A cascading update ensures that when you update a record's primary key value on the "one" side of a one-to-many relationship, the change will be reflected in all records on the "many" side. The change, that is, will cascade through all related records.
Suppose you have a lookup table for states. New York is in this table with a primary key of NY and a description of New York. Imagine that New York City broke away and formed its own state (before you laugh, it almost happened in 1789!) When you change your NY value to NNY (for "New New York"), the values of NY in all the child tables will be changed to NNY. If cascading updates were not set, you would need to add a record to the lookup table for NY1, update all the records in the child table, and then delete the NY record from the lookup table.

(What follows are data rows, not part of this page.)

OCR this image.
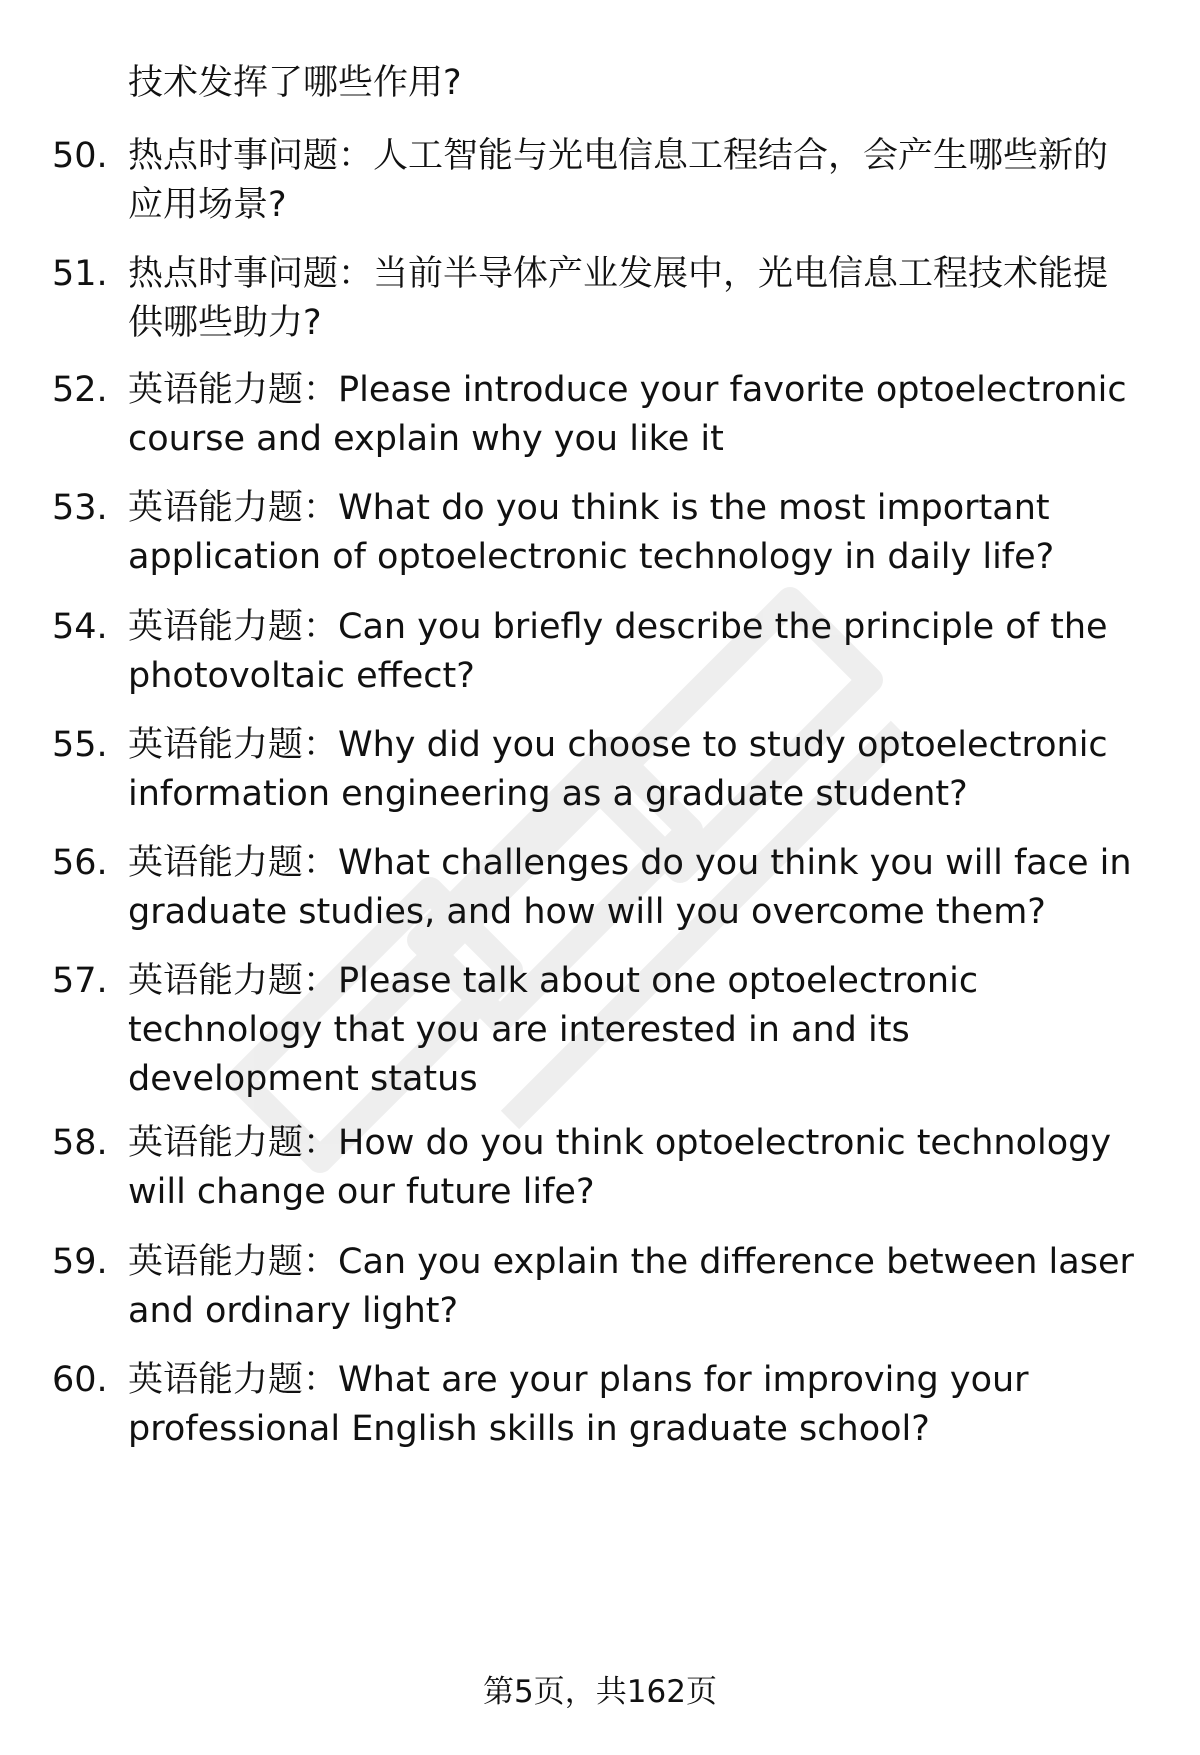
技术发挥了哪些作用?

50. 热点时事问题：人工智能与光电信息工程结合，会产生哪些新的应用场景?
51. 热点时事问题：当前半导体产业发展中，光电信息工程技术能提供哪些助力?
52. 英语能力题：Please introduce your favorite optoelectronic course and explain why you like it
53. 英语能力题：What do you think is the most important application of optoelectronic technology in daily life?
54. 英语能力题：Can you briefly describe the principle of the photovoltaic effect?
55. 英语能力题：Why did you choose to study optoelectronic information engineering as a graduate student?
56. 英语能力题：What challenges do you think you will face in graduate studies, and how will you overcome them?
57. 英语能力题：Please talk about one optoelectronic technology that you are interested in and its development status
58. 英语能力题：How do you think optoelectronic technology will change our future life?
59. 英语能力题：Can you explain the difference between laser and ordinary light?
60. 英语能力题：What are your plans for improving your professional English skills in graduate school?
第5页，共162页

A cascading delete has the same effect for deleting a primary key. Cascading deletes ensure that deleting a record from a "one" table also deletes all related records from the "many" table(s). This feature has a downside, however. If you delete a customer and cascading deletes were set, all the "many" invoices would be deleted. If you do not have deletes set, the deletion would not be allowed in the "one" table until you deleted all the records in the "many" table, to avoid leaving any orphans. Orphaned records are records not related to an existing primary key. As a result, they are not directly accessible and constitute wasted disk space.